Witnesses and surveillance videos of the suspect’s getaway car led authorities quickly to his home, near the scene of the second attack, where he was found dead near his 72-year-old mother, said Peter Beuth, the interior minister for the state of Hesse. A website believed to be the suspect’s is being evaluated, Beuth said. “Initial analysis of the webpage of the suspect indicate a xenophobic motivation,” he stated. Chancellor Angela Merkel called off a planned visit Thursday to a university in Halle. Her spokesman, Steffen Seibert, said she was “being constantly kept abreast of the state of the investigations in Hanau,” as reported by CBS News.
A man, believed to be Rathjen’s father, was seen being led away from the scene in handcuffs. He is not thought to have been directly involved in the attacks. In a video posted online two days before the attack, Rathjen also outlines his belief in underground military bases in the US where he claims Satanic worship and sexual exploitation of children takes place. An attacker is said to have rung the bell at the Midnight shisha lounge and sprayed bullets at people inside when he was let in. He then fled the scene in a dark-coloured car before gunfire rang out at a second bar, Arena, less han two miles away, Daily Mail wrote.

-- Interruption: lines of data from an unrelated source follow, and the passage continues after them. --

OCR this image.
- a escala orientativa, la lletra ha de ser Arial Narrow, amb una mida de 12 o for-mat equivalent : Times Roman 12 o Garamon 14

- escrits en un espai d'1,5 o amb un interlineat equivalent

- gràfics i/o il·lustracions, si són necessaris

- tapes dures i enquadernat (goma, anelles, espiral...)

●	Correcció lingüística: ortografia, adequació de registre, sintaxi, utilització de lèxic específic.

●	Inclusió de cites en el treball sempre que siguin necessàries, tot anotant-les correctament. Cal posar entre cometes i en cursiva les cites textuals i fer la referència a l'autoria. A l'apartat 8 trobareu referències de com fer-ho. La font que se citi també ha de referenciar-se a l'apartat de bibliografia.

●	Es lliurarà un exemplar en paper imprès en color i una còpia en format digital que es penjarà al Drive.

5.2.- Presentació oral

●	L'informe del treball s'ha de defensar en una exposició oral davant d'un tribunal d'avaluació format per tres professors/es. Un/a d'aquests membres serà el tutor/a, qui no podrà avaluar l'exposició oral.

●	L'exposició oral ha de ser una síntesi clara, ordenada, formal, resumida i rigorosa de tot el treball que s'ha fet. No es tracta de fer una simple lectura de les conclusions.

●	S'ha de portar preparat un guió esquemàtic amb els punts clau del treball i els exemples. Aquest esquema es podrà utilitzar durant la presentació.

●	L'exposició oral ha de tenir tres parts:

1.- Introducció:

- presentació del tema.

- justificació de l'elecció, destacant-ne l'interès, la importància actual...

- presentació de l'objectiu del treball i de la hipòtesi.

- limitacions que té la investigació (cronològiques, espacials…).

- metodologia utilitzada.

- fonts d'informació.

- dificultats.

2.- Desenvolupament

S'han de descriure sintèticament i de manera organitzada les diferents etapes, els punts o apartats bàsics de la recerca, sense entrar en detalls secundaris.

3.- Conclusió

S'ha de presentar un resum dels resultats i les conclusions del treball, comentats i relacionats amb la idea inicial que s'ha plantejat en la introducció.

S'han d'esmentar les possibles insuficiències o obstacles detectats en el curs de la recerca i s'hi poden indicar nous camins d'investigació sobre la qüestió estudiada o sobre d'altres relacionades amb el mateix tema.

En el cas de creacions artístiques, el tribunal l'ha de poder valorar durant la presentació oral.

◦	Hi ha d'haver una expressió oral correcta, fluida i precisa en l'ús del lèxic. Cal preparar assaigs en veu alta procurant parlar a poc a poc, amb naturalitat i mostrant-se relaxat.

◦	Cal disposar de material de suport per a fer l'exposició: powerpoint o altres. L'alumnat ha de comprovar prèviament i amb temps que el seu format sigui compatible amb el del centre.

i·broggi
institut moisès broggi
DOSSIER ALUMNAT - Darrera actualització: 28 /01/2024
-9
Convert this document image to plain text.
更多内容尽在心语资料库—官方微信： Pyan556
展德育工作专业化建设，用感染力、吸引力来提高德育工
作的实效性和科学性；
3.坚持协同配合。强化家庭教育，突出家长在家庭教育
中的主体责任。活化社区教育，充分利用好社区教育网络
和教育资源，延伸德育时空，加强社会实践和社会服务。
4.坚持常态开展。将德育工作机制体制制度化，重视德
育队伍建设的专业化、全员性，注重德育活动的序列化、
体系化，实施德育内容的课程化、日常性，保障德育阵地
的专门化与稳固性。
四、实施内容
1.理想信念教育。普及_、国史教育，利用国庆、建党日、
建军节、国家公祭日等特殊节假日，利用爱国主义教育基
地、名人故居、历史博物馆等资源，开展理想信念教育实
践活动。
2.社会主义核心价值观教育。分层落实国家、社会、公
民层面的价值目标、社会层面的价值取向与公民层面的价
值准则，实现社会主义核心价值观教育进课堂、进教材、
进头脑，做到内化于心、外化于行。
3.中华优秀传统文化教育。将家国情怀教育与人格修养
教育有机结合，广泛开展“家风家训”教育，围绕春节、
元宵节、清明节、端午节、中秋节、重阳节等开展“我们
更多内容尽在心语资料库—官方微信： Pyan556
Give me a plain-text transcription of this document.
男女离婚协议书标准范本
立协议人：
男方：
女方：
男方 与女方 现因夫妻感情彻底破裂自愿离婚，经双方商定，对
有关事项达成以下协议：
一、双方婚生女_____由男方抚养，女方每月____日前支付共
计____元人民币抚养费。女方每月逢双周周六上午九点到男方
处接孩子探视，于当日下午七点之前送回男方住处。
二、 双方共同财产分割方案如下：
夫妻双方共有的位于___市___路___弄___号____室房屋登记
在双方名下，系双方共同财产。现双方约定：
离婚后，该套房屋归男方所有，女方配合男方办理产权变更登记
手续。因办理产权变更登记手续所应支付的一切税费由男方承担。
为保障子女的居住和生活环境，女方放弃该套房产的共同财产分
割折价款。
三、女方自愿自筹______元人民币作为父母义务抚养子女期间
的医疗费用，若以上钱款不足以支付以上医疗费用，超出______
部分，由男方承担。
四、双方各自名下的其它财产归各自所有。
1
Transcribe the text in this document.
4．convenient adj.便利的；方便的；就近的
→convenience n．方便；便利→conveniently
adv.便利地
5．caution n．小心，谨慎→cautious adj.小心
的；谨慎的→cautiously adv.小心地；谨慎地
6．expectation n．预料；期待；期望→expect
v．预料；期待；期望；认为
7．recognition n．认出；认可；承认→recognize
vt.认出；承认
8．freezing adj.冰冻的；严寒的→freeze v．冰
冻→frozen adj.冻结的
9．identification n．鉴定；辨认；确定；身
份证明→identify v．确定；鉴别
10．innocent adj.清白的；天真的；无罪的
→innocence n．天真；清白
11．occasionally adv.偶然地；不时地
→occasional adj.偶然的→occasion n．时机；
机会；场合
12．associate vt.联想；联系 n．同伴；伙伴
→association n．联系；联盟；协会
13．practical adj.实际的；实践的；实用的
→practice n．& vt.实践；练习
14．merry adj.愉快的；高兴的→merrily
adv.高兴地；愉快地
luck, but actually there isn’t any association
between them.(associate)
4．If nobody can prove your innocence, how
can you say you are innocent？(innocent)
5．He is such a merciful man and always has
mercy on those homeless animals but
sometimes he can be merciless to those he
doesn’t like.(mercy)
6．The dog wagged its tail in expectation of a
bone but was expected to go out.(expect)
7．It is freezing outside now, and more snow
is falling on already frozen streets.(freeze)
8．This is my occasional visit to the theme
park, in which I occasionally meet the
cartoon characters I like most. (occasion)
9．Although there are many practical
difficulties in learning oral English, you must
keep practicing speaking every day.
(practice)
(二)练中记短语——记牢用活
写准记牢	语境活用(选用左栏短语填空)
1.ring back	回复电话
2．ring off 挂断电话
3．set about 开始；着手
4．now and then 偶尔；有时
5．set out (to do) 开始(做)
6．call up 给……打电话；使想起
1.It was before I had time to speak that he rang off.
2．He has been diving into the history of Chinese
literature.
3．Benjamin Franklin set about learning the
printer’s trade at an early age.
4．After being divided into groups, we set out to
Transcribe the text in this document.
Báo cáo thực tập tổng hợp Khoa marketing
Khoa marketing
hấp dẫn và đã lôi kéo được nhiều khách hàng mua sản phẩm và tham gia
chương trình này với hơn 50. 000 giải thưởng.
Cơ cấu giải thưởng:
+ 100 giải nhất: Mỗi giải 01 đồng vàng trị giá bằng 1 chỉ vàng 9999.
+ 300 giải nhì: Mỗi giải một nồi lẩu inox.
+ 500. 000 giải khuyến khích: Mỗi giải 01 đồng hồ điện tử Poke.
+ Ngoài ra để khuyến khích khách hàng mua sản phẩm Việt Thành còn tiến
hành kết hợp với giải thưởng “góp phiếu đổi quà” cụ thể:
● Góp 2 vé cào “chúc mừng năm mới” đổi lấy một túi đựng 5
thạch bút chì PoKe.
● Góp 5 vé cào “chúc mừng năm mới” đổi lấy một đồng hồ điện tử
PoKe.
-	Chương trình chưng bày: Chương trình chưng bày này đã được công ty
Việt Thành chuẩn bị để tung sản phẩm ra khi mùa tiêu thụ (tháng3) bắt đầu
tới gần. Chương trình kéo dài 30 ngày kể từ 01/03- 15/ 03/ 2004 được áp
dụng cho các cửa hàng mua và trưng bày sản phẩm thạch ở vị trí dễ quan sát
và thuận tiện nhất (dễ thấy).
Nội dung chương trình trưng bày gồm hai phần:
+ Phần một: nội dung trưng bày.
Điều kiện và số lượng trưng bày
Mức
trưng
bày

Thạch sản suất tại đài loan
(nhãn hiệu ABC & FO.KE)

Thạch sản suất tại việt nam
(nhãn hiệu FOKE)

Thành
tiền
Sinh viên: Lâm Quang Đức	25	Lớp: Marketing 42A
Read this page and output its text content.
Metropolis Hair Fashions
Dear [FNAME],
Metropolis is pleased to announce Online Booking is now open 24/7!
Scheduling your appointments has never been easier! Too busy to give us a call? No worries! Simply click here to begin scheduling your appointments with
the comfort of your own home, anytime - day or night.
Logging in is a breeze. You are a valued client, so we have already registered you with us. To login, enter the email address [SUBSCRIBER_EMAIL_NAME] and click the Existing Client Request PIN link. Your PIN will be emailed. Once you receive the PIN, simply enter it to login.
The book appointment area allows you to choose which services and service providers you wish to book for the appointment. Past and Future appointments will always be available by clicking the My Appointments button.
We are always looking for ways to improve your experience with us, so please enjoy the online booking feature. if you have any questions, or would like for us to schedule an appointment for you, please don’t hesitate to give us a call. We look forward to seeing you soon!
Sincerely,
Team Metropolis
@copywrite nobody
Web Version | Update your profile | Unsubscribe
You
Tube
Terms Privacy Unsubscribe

Germany has suffered several attacks in recent years, one of which, claimed by ISIL, killed 12 people in the heart of Berlin in December 2016. In October, a deadly anti-Jewish gun attack in the eastern city of Halle on the holy day of Yom Kippur underscored the rising threat of neo-Nazi violence. The rampage, in which two people were shot dead, was streamed live. Last June, conservative politician Walter Luebcke, an advocate of a liberal refugee policy, was shot at his home. On Friday, police arrested 12 members of a German far-right group believed to have been plotting “shocking” large-scale attacks on mosques similar to the ones carried out in New Zealand last year, Aljazeera reported.